According to an announcement from Howrey LLP, the firm that represented Truvo in the deal, the regulators were initially wary of the deal, based on the view that allowing two direct competitors to merge reduced competition, which was bad for consumers and advertisers.

However, the commission was apparently swayed by evidence that the two publishers were less competitive than they appeared.

” Despite the apparent similarity between the Gouden Gids and De Telefoongids directories, the NMa found that they do not exert significant competitive pressure on one another. Market evidence, including surveys and past customer behaviour, clearly shows that very few advertisers switch between the two directories (e.g. in response to a price increase). They rather switch to online media or even stop advertising in directories altogether without switching to an alternative. Therefore, even if in terms of product characteristics, Gouden Gids and De Telefoongids look similar, they are not each other’s prime competitors.”
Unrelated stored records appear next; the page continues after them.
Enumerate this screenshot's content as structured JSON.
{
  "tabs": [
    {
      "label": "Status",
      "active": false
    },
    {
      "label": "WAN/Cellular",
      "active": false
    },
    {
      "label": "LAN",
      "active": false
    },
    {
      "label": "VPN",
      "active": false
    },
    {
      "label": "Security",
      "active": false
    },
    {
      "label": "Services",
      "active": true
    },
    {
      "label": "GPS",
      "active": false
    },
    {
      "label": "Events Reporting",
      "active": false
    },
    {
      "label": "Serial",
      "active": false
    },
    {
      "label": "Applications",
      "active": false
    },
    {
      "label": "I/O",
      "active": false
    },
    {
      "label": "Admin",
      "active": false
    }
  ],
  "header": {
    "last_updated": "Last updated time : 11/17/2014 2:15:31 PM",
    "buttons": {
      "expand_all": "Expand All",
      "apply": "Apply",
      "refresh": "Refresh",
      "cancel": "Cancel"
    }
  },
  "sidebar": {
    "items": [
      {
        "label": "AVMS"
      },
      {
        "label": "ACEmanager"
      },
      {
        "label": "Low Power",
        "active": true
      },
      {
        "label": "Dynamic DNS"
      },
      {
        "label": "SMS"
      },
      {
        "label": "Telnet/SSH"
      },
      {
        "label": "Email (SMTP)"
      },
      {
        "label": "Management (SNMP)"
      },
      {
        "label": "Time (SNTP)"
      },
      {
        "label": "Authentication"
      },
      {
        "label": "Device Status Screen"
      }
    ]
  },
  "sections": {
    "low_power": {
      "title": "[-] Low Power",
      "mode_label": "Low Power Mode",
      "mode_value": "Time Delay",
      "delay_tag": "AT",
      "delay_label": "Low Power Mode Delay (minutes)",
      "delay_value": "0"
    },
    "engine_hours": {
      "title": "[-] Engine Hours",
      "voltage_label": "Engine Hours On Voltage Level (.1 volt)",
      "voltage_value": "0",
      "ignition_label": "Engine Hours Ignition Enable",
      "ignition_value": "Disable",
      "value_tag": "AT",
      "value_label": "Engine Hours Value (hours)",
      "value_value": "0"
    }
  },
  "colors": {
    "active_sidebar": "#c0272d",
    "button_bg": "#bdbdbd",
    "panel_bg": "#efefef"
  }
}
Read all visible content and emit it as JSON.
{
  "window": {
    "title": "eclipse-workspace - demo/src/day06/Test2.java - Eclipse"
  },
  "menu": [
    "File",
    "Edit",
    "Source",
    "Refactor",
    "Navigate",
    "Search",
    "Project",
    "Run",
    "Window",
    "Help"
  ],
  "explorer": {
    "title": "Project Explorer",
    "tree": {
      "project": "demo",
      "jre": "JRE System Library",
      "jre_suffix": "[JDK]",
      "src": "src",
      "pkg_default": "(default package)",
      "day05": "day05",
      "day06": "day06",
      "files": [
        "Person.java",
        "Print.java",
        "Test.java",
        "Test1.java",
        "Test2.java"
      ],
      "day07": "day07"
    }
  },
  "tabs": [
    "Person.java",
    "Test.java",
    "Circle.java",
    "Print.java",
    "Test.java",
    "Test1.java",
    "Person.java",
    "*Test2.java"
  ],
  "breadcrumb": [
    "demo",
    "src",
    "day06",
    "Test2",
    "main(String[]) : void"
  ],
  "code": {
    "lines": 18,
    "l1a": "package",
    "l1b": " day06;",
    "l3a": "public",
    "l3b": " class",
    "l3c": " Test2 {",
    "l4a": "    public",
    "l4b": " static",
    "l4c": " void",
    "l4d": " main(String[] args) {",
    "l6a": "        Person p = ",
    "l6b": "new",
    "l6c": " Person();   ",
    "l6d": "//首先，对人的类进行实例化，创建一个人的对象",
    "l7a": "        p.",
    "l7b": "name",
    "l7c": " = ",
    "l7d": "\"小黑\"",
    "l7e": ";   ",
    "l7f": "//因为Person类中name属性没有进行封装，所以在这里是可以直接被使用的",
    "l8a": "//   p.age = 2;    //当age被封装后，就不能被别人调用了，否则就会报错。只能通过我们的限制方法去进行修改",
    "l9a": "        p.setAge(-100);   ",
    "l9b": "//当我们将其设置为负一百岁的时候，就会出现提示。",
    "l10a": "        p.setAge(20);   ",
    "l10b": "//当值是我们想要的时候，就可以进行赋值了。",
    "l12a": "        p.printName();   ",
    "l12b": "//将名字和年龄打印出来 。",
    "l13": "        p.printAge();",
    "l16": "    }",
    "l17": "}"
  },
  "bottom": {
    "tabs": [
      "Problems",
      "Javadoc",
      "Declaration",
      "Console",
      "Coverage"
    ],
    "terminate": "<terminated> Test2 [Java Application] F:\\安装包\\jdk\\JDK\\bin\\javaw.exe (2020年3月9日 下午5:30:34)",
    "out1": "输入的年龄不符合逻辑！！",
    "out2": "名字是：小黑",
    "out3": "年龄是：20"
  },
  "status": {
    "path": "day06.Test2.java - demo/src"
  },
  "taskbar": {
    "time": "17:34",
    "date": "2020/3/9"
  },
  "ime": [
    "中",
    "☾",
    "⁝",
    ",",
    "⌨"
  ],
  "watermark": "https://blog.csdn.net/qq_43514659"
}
The regulators also recognized the significance of online advertising in deciding whether to approve the deal.

“Whilst it finds that not all businesses currently see online platforms as an alternative to directories, it notes that users are switching away from traditional directories to online search in significant numbers. The NMa finds that this must in time influence where businesses spend their advertising budgets, and that this will constrain the merged entity post-merger – another implication of the two-sidedness of the market.”

By “two-sidedness” the regulators meant the virtuous circle of usage driving content and content driving usage. The regulators seemed to conclude that Truvo and European Directories would encounter significant challenges with migration going forward and would handle those challenges more effectively as one company rather than two.